Academic Heal Thyself

A little over 800 members of the American Studies Association — not even 25 percent of its 3,853-person membership but two-thirds of those who voted in an online referendum — favored a boycott against Israeli academic institutions rooted in that nation’s treatment of Palestinian people and academics. A growing roster of prominent universities (including Washington University) along with schools’ American Studies departments, have rejected the ASA boycott.

And rightly so, for instead of emulating brave and righteous David in aiming the stones of their academic slingshots, proponents of the ASA resolution merely echoed the efforts of boycott, divestment and sanctions (BDS) bullies on American campuses, and in doing so utilized logic unworthy of even the typical college freshman.

Let’s start with the reasons cited in the resolution itself. One of them faults the United States: “Whereas the United States plays a significant role in enabling the Israeli occupation of Palestine and the expansion of illegal settlements and the Wall in violation of international law, as well as in supporting the systematic discrimination against Palestinians.”

Not only is the American government labeled as complicit in the resolution itself, but the Israeli issues are by some compared to terrible tragedies in our own country. As reported by Slate, “Angela Y. Davis, a professor emerita at the University of California at Santa Cruz, wrote that ‘[t]he similarities between historical Jim Crow practices and contemporary regimes of segregation in Occupied Palestine make this resolution an ethical imperative for the ASA.’”

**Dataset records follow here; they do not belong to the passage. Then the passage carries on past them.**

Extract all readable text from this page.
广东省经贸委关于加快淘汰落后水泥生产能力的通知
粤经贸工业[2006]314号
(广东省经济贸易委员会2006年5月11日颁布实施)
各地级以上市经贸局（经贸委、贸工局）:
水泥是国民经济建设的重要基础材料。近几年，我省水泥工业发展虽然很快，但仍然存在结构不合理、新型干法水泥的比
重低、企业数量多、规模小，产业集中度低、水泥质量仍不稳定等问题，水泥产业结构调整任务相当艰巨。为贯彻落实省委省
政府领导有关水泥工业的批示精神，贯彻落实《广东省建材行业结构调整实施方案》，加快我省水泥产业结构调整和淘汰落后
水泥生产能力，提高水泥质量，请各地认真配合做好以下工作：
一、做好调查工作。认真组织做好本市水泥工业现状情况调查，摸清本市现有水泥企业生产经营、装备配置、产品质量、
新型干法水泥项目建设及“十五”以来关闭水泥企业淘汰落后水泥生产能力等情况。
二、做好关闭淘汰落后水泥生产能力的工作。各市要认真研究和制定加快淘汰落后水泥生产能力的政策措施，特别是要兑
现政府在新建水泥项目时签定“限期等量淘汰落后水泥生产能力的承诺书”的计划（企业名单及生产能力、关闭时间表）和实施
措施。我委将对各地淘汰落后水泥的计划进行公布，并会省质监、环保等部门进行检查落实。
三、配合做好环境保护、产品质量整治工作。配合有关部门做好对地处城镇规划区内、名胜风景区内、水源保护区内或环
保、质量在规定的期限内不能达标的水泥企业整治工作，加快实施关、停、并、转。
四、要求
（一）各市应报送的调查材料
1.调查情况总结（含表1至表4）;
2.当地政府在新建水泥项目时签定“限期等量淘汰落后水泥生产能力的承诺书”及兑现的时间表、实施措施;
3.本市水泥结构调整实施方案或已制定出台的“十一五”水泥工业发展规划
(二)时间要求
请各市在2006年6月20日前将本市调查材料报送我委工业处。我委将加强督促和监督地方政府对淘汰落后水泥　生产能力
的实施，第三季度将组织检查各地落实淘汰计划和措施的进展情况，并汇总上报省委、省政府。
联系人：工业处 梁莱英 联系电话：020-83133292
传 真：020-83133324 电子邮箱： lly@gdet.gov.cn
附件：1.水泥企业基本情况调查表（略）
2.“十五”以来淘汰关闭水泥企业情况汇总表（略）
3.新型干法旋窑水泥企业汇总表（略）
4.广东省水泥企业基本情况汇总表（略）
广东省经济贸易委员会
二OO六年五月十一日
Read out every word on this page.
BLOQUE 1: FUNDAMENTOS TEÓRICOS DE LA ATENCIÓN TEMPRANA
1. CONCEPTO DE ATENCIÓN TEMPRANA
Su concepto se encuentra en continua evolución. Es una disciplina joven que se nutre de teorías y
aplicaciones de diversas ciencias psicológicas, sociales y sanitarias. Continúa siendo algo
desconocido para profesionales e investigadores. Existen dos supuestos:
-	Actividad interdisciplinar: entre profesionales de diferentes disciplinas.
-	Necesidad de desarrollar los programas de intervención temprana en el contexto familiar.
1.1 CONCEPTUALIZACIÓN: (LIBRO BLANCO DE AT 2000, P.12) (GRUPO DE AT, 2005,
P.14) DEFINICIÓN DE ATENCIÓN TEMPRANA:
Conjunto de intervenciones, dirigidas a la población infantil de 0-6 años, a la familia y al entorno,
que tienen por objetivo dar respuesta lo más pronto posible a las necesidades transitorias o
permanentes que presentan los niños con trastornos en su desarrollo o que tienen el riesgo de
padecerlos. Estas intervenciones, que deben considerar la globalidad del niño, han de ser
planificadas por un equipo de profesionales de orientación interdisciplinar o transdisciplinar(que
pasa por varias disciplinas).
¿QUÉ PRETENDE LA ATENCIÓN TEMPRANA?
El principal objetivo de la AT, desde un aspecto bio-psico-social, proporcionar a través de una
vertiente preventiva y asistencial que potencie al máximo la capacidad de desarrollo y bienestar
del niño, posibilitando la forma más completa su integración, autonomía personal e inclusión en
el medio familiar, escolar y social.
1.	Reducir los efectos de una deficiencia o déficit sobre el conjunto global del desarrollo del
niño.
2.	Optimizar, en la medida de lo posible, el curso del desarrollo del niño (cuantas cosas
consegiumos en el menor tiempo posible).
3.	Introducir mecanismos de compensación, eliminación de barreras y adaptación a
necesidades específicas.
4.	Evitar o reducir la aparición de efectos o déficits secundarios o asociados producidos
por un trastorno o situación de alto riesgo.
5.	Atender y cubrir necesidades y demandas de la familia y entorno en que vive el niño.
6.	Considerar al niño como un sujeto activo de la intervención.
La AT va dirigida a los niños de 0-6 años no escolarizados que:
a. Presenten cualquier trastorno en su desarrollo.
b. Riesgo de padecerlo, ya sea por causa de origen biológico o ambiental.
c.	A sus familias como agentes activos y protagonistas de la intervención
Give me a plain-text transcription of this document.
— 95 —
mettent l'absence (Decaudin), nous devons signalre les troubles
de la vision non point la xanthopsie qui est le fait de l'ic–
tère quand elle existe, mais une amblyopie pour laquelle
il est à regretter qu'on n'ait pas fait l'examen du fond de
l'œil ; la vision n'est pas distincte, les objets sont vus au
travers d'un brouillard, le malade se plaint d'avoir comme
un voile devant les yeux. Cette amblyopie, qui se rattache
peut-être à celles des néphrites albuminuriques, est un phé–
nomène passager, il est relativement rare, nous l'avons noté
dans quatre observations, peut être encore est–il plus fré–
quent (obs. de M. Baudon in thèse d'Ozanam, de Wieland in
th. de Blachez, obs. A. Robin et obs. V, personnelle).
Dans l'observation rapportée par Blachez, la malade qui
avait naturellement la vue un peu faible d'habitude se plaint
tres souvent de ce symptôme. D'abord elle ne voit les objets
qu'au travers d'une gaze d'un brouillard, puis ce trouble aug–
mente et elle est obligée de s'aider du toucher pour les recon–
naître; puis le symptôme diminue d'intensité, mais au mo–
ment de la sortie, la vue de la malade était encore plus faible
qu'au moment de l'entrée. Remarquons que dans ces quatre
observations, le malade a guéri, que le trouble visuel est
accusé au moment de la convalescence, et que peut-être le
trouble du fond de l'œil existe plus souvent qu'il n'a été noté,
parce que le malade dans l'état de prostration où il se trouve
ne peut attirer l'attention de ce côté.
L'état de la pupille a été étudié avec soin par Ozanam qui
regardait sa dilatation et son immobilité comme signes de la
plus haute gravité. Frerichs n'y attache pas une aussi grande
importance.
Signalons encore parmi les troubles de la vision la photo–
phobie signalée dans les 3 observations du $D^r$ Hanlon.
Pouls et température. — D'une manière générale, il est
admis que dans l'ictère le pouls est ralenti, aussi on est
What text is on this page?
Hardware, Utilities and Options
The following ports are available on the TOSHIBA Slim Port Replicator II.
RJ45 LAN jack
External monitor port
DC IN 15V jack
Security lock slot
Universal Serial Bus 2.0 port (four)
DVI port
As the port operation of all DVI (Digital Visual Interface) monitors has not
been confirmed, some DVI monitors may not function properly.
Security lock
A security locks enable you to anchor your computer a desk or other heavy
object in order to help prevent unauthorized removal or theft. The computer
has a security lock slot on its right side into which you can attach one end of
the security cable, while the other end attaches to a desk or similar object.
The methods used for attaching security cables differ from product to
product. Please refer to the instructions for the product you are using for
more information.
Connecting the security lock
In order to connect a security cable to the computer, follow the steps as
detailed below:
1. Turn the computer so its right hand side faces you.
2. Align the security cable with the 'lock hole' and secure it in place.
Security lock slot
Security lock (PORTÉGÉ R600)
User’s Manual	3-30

Yet despite alleged collaboration by America, where these academics ply their trade and upon which they focus their professions, there is no boycott of U.S. institutions advocated in the resolution. And despite Davis using the template of discrimination in our own nation as a basis for action against Israeli schools, we don’t recall the ASA making it an “ethical imperative” to boycott American universities in recent years when LGBT populations have been denied federal and state civil rights parity for marriage, or prior to the Matthew Shepard Hate Crimes Act being adopted.

Well, then, maybe the boycott is because Israeli institutions are so much more intertwined with their government and its policies than in America? Hmm…but in that case wouldn’t nations such as Zimbabwe, Iran, Russia and China, all of whom exercise grueling restraint upon their schools and commit human rights atrocities, be worthy of ASA approbation?

Apparently not. Hasn’t happened. Even Professor Feisel Mohamed of the University of Illinois, who on Huffington Post suggested legitimate moral grounds for the action (we strongly disagree), alluded to this aspect of the boycott: “If there is a problem with the ASA boycott, it is not a problem of activism, but a problem of haphazard activism insensitive to the implications of its irregularity.” In other words, why Israel when no one else?

Then it could be that ASA is trying to utilize the resolution to encourage more academic freedom in Israel itself? Well that would be flat-out boneheaded, because when Israeli Prime Minister Benjamin Netanyahu has acted contrary to the principles of academic freedom regarding the Palestinian conflict, he has been harshly rebuked by, well, Israeli academics.

It happened late last year. Netanyahu asked German Chancellor Angela Merkel to deny attendance at an event he was attending with her by a historian who had encouraged Israeli solders to conscientiously object to West Bank service. Who took him to task for his actions? The presidents of both Hebrew University and Tel Aviv University and other key Israeli academics.

ASA is picking sides in what is a terribly messy and often tragic conflict between Israelis and Palestinians, choosing the popular narrative of the powerful sovereign against oppressed peoples. This is the way the BDS movement likes to frame things, and as with the ASA resolution, it’s easy, convenient and in large part wrong.

This view is one that helps neither Israelis nor Palestinians, and it certainly does not foster peace or cooperation. While it happily highlights Israel’s shortcomings, It fails to recognize a continually armed Palestinian resistance on Israel’s doorstep (using tactics ultimately eschewed by the late Nelson Mandela), ignores Palestinian textbooks for young children that exclude Israel from the map and excuses a Hamas leader who frequently recommits to Israel’s violent destruction.

It also more pertinently overlooks an Israel of colleges assimilated with Jewish, Arab and Palestinian students (where else in the Middle East does that occur?) and integrated faculties rife with open debate about the Israeli-Palestinian conflict.

The ASA referendum uses faulty logic and poor rationales to support its boycott. As the much larger and important American Association of University Professors explained in rejecting this and other such boycotts, one does not stimulate academic freedom by restricting it. We agree, and that’s why no matter what ASA’s members think about the conflict, the action taken against Israeli universities is academically incorrect.